Corné Mulder, leader of the Vryheidsfront Plus (VF+)

In addition to parties going about their own agendas, Mulder says that the ANC exclusively controls specific portfolios, such as international relations.

“It seems the DA agreed in those internal negotiations at the beginning that the Department of International Relations and Cooperation (DIRCO) would remain the exclusive domain of the ANC,” he said.

“In other words, if you see a statement from DIRCO or the Minister of International Relations saying South Africa condemns this or that, it’s not South Africa that condemns it, it’s the ANC that represents 40% of the South Africans who voted.”

The FF+ leader argues that this is also true for economic policies, having previously asked President Cyril Ramaphosa in Parliament about policy reforms being developed within the GNU to create jobs and grow the economy.

He said he received “an economics 101 lesson from the President when he told me that they are going to double down on Black Economic Empowerment and affirmative action.”

The GNU anchored in ANC policy

The ANC’s top brass

In a statement released Tuesday, Cyril Ramaphosa’s party confirmed its dominant role in the governing coalition by stating that the GNU “is anchored in ANC-led policies.”

It added that it “remains the central and stabilising force” in the ten-party coalition.

The GNU has highlighted that its main strategic objectives include promoting inclusive growth and job creation, reducing poverty and addressing the high cost of living, and developing a capable, ethical, and developmental state.

Ramaphosa’s party has argued that this is reflective of its policies, with priorities rooted in the National Development Plan and programmes “including the Presidential Employment Stimulus, SRD Grant, expanded school nutrition schemes, and energy reforms.”

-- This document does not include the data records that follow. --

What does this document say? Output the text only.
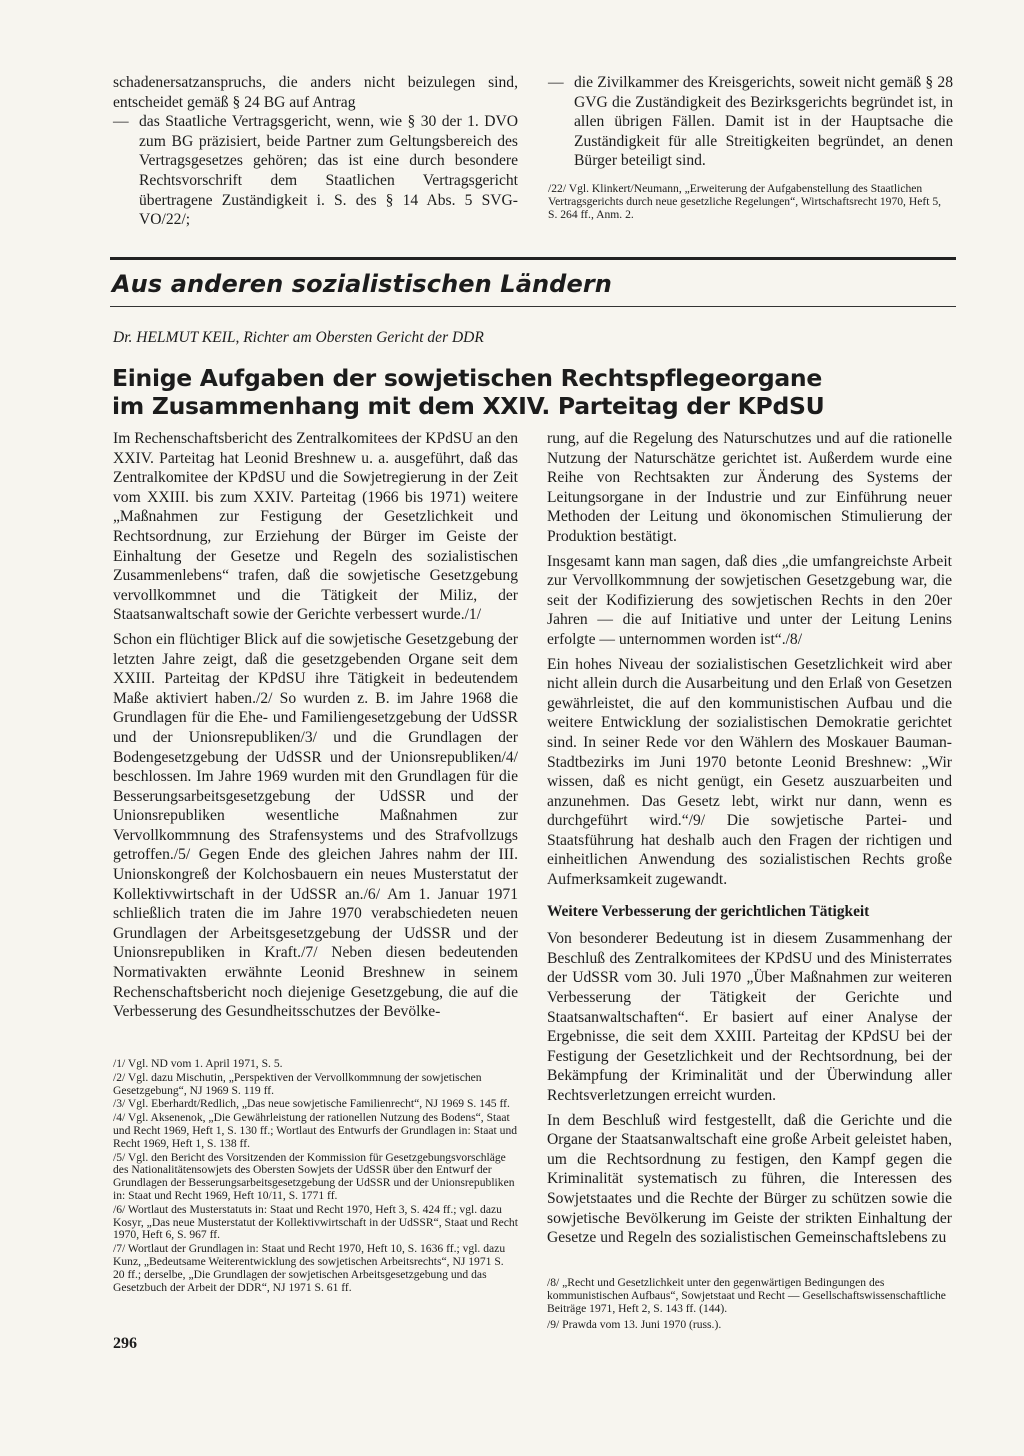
schadenersatzanspruchs, die anders nicht beizulegen sind, entscheidet gemäß § 24 BG auf Antrag

— das Staatliche Vertragsgericht, wenn, wie § 30 der 1. DVO zum BG präzisiert, beide Partner zum Geltungsbereich des Vertragsgesetzes gehören; das ist eine durch besondere Rechtsvorschrift dem Staatlichen Vertragsgericht übertragene Zuständigkeit i. S. des § 14 Abs. 5 SVG-VO/22/;

— die Zivilkammer des Kreisgerichts, soweit nicht gemäß § 28 GVG die Zuständigkeit des Bezirksgerichts begründet ist, in allen übrigen Fällen. Damit ist in der Hauptsache die Zuständigkeit für alle Streitigkeiten begründet, an denen Bürger beteiligt sind.

/22/ Vgl. Klinkert/Neumann, „Erweiterung der Aufgabenstellung des Staatlichen Vertragsgerichts durch neue gesetzliche Regelungen“, Wirtschaftsrecht 1970, Heft 5, S. 264 ff., Anm. 2.

Aus anderen sozialistischen Ländern
Dr. HELMUT KEIL, Richter am Obersten Gericht der DDR
Einige Aufgaben der sowjetischen Rechtspflegeorgane
im Zusammenhang mit dem XXIV. Parteitag der KPdSU

Im Rechenschaftsbericht des Zentralkomitees der KPdSU an den XXIV. Parteitag hat Leonid Breshnew u. a. ausgeführt, daß das Zentralkomitee der KPdSU und die Sowjetregierung in der Zeit vom XXIII. bis zum XXIV. Parteitag (1966 bis 1971) weitere „Maßnahmen zur Festigung der Gesetzlichkeit und Rechtsordnung, zur Erziehung der Bürger im Geiste der Einhaltung der Gesetze und Regeln des sozialistischen Zusammenlebens“ trafen, daß die sowjetische Gesetzgebung vervollkommnet und die Tätigkeit der Miliz, der Staatsanwaltschaft sowie der Gerichte verbessert wurde./1/

Schon ein flüchtiger Blick auf die sowjetische Gesetzgebung der letzten Jahre zeigt, daß die gesetzgebenden Organe seit dem XXIII. Parteitag der KPdSU ihre Tätigkeit in bedeutendem Maße aktiviert haben./2/ So wurden z. B. im Jahre 1968 die Grundlagen für die Ehe- und Familiengesetzgebung der UdSSR und der Unionsrepubliken/3/ und die Grundlagen der Bodengesetzgebung der UdSSR und der Unionsrepubliken/4/ beschlossen. Im Jahre 1969 wurden mit den Grundlagen für die Besserungsarbeitsgesetzgebung der UdSSR und der Unionsrepubliken wesentliche Maßnahmen zur Vervollkommnung des Strafensystems und des Strafvollzugs getroffen./5/ Gegen Ende des gleichen Jahres nahm der III. Unionskongreß der Kolchosbauern ein neues Musterstatut der Kollektivwirtschaft in der UdSSR an./6/ Am 1. Januar 1971 schließlich traten die im Jahre 1970 verabschiedeten neuen Grundlagen der Arbeitsgesetzgebung der UdSSR und der Unionsrepubliken in Kraft./7/ Neben diesen bedeutenden Normativakten erwähnte Leonid Breshnew in seinem Rechenschaftsbericht noch diejenige Gesetzgebung, die auf die Verbesserung des Gesundheitsschutzes der Bevölke-

/1/ Vgl. ND vom 1. April 1971, S. 5.

/2/ Vgl. dazu Mischutin, „Perspektiven der Vervollkommnung der sowjetischen Gesetzgebung“, NJ 1969 S. 119 ff.

/3/ Vgl. Eberhardt/Redlich, „Das neue sowjetische Familienrecht“, NJ 1969 S. 145 ff.

/4/ Vgl. Aksenenok, „Die Gewährleistung der rationellen Nutzung des Bodens“, Staat und Recht 1969, Heft 1, S. 130 ff.; Wortlaut des Entwurfs der Grundlagen in: Staat und Recht 1969, Heft 1, S. 138 ff.

/5/ Vgl. den Bericht des Vorsitzenden der Kommission für Gesetzgebungsvorschläge des Nationalitätensowjets des Obersten Sowjets der UdSSR über den Entwurf der Grundlagen der Besserungsarbeitsgesetzgebung der UdSSR und der Unionsrepubliken in: Staat und Recht 1969, Heft 10/11, S. 1771 ff.

/6/ Wortlaut des Musterstatuts in: Staat und Recht 1970, Heft 3, S. 424 ff.; vgl. dazu Kosyr, „Das neue Musterstatut der Kollektivwirtschaft in der UdSSR“, Staat und Recht 1970, Heft 6, S. 967 ff.

/7/ Wortlaut der Grundlagen in: Staat und Recht 1970, Heft 10, S. 1636 ff.; vgl. dazu Kunz, „Bedeutsame Weiterentwicklung des sowjetischen Arbeitsrechts“, NJ 1971 S. 20 ff.; derselbe, „Die Grundlagen der sowjetischen Arbeitsgesetzgebung und das Gesetzbuch der Arbeit der DDR“, NJ 1971 S. 61 ff.

rung, auf die Regelung des Naturschutzes und auf die rationelle Nutzung der Naturschätze gerichtet ist. Außerdem wurde eine Reihe von Rechtsakten zur Änderung des Systems der Leitungsorgane in der Industrie und zur Einführung neuer Methoden der Leitung und ökonomischen Stimulierung der Produktion bestätigt.

Insgesamt kann man sagen, daß dies „die umfangreichste Arbeit zur Vervollkommnung der sowjetischen Gesetzgebung war, die seit der Kodifizierung des sowjetischen Rechts in den 20er Jahren — die auf Initiative und unter der Leitung Lenins erfolgte — unternommen worden ist“./8/

Ein hohes Niveau der sozialistischen Gesetzlichkeit wird aber nicht allein durch die Ausarbeitung und den Erlaß von Gesetzen gewährleistet, die auf den kommunistischen Aufbau und die weitere Entwicklung der sozialistischen Demokratie gerichtet sind. In seiner Rede vor den Wählern des Moskauer Bauman-Stadtbezirks im Juni 1970 betonte Leonid Breshnew: „Wir wissen, daß es nicht genügt, ein Gesetz auszuarbeiten und anzunehmen. Das Gesetz lebt, wirkt nur dann, wenn es durchgeführt wird.“/9/ Die sowjetische Partei- und Staatsführung hat deshalb auch den Fragen der richtigen und einheitlichen Anwendung des sozialistischen Rechts große Aufmerksamkeit zugewandt.

Weitere Verbesserung der gerichtlichen Tätigkeit

Von besonderer Bedeutung ist in diesem Zusammenhang der Beschluß des Zentralkomitees der KPdSU und des Ministerrates der UdSSR vom 30. Juli 1970 „Über Maßnahmen zur weiteren Verbesserung der Tätigkeit der Gerichte und Staatsanwaltschaften“. Er basiert auf einer Analyse der Ergebnisse, die seit dem XXIII. Parteitag der KPdSU bei der Festigung der Gesetzlichkeit und der Rechtsordnung, bei der Bekämpfung der Kriminalität und der Überwindung aller Rechtsverletzungen erreicht wurden.

In dem Beschluß wird festgestellt, daß die Gerichte und die Organe der Staatsanwaltschaft eine große Arbeit geleistet haben, um die Rechtsordnung zu festigen, den Kampf gegen die Kriminalität systematisch zu führen, die Interessen des Sowjetstaates und die Rechte der Bürger zu schützen sowie die sowjetische Bevölkerung im Geiste der strikten Einhaltung der Gesetze und Regeln des sozialistischen Gemeinschaftslebens zu

/8/ „Recht und Gesetzlichkeit unter den gegenwärtigen Bedingungen des kommunistischen Aufbaus“, Sowjetstaat und Recht — Gesellschaftswissenschaftliche Beiträge 1971, Heft 2, S. 143 ff. (144).

/9/ Prawda vom 13. Juni 1970 (russ.).

296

However, many have criticised the controlling nature of the ANC in the governing coalition.

Political economist Moeletsi Mbeki has called it “the ANC in drag” for maintaining the status quo of past ANC administrations.

He argues that the party has “alienated the urban African working class and rural poor” by prioritising the African middle class through BEE, preferential procurement, a bloated public sector, and employment equity.

In the same interview with Newsday, Mulder criticised Ramaphosa’s approach to running the GNU.

He said that instead of engaging with the rest of the coalition’s leaders on equal footing, the President has assumed an authoritative role.

Mulder argues that this is evident because the GNU leaders have only met twice since he was appointed leader in February this year, while the cabinet meets two to four times a month.